H.-F. Henner s’est plus particulièrement penché sur la dangerosité de la dernière catégorie de financement externe, l’emprunt. Si les infrastructures telles que celles réservées à un STUM à base de bus sont très rentables sur le plan social et à terme, elles ne permettent généralement pas de générer les devises nécessaires pour assurer le service de la dette. Les Etats auront alors à choisir entre payer les intérêts de la dette ou financer des importations considérées comme indispensables ; c’est vers la dernière alternative que se portera plus spontanément le choix. Et lorsqu’un Etat n’assure plus le service de la dette et/ou que les devises disponibles s’amenuisent, les capitaux fuient le pays, la spéculation tend à se développer et la convertibilité de sa monnaie est menacée.

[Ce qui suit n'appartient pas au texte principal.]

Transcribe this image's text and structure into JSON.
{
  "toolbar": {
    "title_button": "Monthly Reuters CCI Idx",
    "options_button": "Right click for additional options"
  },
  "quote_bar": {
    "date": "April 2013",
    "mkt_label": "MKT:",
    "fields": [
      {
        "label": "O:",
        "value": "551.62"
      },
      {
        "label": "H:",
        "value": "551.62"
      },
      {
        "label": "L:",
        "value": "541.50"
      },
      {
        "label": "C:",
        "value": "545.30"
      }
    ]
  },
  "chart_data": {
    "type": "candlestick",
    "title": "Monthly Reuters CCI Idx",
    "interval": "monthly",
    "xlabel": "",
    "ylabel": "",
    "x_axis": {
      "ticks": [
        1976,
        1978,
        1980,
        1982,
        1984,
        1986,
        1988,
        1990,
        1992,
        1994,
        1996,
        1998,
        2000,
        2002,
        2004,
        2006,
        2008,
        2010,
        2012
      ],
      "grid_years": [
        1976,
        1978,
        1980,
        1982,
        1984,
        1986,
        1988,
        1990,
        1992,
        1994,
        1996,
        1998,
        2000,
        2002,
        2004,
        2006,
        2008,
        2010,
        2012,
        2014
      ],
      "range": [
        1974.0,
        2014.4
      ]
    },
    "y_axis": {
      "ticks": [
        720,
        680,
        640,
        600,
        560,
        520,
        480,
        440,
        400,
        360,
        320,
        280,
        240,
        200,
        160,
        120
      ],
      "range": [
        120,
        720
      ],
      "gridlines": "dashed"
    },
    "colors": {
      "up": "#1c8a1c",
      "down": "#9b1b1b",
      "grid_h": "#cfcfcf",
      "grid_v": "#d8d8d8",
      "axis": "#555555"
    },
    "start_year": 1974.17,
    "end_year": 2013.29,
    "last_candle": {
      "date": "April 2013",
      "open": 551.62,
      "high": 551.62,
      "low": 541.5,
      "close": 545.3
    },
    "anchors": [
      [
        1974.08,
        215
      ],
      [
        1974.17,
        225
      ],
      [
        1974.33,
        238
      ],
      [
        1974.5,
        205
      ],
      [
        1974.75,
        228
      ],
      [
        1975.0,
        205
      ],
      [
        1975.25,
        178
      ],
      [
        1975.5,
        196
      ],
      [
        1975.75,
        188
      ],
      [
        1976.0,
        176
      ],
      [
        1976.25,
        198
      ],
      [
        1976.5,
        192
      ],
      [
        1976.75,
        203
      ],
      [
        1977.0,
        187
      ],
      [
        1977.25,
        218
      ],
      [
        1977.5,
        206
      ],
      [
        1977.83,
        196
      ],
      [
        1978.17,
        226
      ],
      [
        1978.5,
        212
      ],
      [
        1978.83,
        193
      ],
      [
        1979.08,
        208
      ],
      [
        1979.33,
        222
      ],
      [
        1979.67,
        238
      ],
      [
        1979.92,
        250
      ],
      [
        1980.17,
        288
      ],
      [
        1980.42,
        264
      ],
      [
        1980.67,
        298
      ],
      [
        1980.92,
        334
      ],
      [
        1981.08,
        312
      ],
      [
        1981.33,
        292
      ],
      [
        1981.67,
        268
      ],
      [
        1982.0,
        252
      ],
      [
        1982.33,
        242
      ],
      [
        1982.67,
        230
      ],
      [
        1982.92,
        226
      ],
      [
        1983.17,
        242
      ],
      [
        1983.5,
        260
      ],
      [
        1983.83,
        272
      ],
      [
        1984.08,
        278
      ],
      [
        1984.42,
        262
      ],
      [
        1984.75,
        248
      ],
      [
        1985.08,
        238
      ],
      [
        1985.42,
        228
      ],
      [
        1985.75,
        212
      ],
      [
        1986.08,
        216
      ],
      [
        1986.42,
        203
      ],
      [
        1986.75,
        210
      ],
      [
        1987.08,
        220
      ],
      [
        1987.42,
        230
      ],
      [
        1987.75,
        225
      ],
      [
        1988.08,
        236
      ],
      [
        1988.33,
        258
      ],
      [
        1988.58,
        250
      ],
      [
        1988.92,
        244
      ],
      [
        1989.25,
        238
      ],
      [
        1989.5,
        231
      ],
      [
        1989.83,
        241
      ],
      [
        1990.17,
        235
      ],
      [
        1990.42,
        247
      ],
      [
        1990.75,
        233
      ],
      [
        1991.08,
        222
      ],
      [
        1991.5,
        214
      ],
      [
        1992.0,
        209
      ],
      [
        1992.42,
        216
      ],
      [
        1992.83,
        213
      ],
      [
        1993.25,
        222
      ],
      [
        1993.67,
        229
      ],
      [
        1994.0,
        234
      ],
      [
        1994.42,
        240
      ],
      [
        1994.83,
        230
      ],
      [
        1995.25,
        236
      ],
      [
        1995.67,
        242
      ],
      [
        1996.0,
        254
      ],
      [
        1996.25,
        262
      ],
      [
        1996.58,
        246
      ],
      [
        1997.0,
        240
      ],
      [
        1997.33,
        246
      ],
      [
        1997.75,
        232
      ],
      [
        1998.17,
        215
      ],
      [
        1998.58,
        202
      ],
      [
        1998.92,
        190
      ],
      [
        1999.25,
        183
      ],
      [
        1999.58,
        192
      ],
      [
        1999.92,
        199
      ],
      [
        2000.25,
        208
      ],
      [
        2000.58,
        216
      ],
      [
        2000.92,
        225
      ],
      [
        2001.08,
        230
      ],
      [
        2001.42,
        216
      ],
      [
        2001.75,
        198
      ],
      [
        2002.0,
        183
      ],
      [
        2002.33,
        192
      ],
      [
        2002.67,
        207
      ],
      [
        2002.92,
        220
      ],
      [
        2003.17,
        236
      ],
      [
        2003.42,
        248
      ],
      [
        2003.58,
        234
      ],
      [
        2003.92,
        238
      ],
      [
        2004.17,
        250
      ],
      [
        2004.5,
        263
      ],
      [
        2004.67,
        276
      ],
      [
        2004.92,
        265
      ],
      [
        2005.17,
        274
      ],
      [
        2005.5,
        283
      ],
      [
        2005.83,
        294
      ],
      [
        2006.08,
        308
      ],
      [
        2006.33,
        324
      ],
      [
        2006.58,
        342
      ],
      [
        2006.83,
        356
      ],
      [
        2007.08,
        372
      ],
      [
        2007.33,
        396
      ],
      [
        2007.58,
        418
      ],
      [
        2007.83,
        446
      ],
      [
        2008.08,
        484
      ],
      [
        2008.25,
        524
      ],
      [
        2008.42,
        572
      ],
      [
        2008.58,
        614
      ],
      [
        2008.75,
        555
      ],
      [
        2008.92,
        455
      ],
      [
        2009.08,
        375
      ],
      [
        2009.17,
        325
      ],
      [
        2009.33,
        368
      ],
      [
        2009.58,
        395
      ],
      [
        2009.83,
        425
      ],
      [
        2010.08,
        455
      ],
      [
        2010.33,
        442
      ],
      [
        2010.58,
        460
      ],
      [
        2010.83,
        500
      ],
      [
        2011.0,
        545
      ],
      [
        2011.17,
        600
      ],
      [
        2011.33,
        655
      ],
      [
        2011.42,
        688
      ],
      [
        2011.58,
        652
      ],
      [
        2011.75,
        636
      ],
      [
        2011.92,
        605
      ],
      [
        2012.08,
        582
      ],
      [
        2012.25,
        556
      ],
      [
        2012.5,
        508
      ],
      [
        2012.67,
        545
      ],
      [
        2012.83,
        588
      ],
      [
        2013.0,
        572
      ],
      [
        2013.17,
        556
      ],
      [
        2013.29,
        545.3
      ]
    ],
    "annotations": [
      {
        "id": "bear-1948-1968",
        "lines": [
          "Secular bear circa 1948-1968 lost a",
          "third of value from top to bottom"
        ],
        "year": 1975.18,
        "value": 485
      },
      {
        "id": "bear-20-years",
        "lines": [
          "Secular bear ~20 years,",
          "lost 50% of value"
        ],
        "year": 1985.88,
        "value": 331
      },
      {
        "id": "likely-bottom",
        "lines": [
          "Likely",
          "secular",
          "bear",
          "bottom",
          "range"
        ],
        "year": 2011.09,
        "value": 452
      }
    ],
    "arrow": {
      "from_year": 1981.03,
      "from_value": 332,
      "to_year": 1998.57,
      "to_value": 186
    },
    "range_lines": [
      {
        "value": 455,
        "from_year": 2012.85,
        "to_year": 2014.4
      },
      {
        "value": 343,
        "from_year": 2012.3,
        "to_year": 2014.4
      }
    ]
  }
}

Au-delà de l’analyse théorique des effets du financement d’une infrastructure par l’emprunt extérieur, il est un constat qui est lourd de conséquences sur les investissement actuels et futurs en Afrique subsaharienne : la région est déjà lourdement endettée. Sa dette extérieure représentait, en 2002, 210 milliards de dollars . Et selon M. Diouf , 97 % de la dette extérieure africaine est constituée de dettes consenties aux Etats ou sur garantie publique. Ce qui fait le poids de la dette africaine n’est pas tant son montant, qui est modeste par rapport à la dette de l’Amérique latine (728 milliards de dollars en 2002 pour l’ensemble Amérique latine et Caraïbes ), que son importance par rapport à sa population et à sa production. Selon P. Hugon , la dette de l’Afrique subsaharienne – hors Afrique du Sud – représentait, en 1998, 177 % des exportations de biens et de services et 61 % de son produit national brut ; le service de la dette représentait 15,1 % des exportations, dont la moitié sous forme d’intérêts. Une autre caractéristique de la dette africaine est sa forte croissance : entre 1970 et 1982, elle a connu une croissance annuelle de 25 % , elle a triplé entre 1980 et 1998 . Si nous passons sur les causes et les facteurs de cet endettement qui font l’objet d’une abondante littérature, il convient d’apprécier ses conséquences sur les capacités de financement public des infrastructures. Pour P. Hugon , « il tarit l’accès aux flux financiers extérieurs », prêts bancaires et investissements directs étrangers, et l’aide ne peut compenser ces derniers. De plus, il exerce des effets de contagion sur le système financier externe : le mode de règlement de la dette externe gonfle la dette publique interne, ce qui conduit à privilégier des opérations de rentabilité à court terme du système bancaire. Cette dernière conséquence n’est pas sans effets sur les opérateurs de transport urbain, comme nous l’avons vu plus haut et nous aurons l’occasion d’en rediscuter plus loin.

Notes
54.

Classement selon le revenu national par habitant en 2003 : au plus 765 USD pour les pays à faibles revenus, entre 766 et 9 385 USD pour les pays à revenus intermédiaires, au moins 9 386 USD pour les pays à revenus élevés.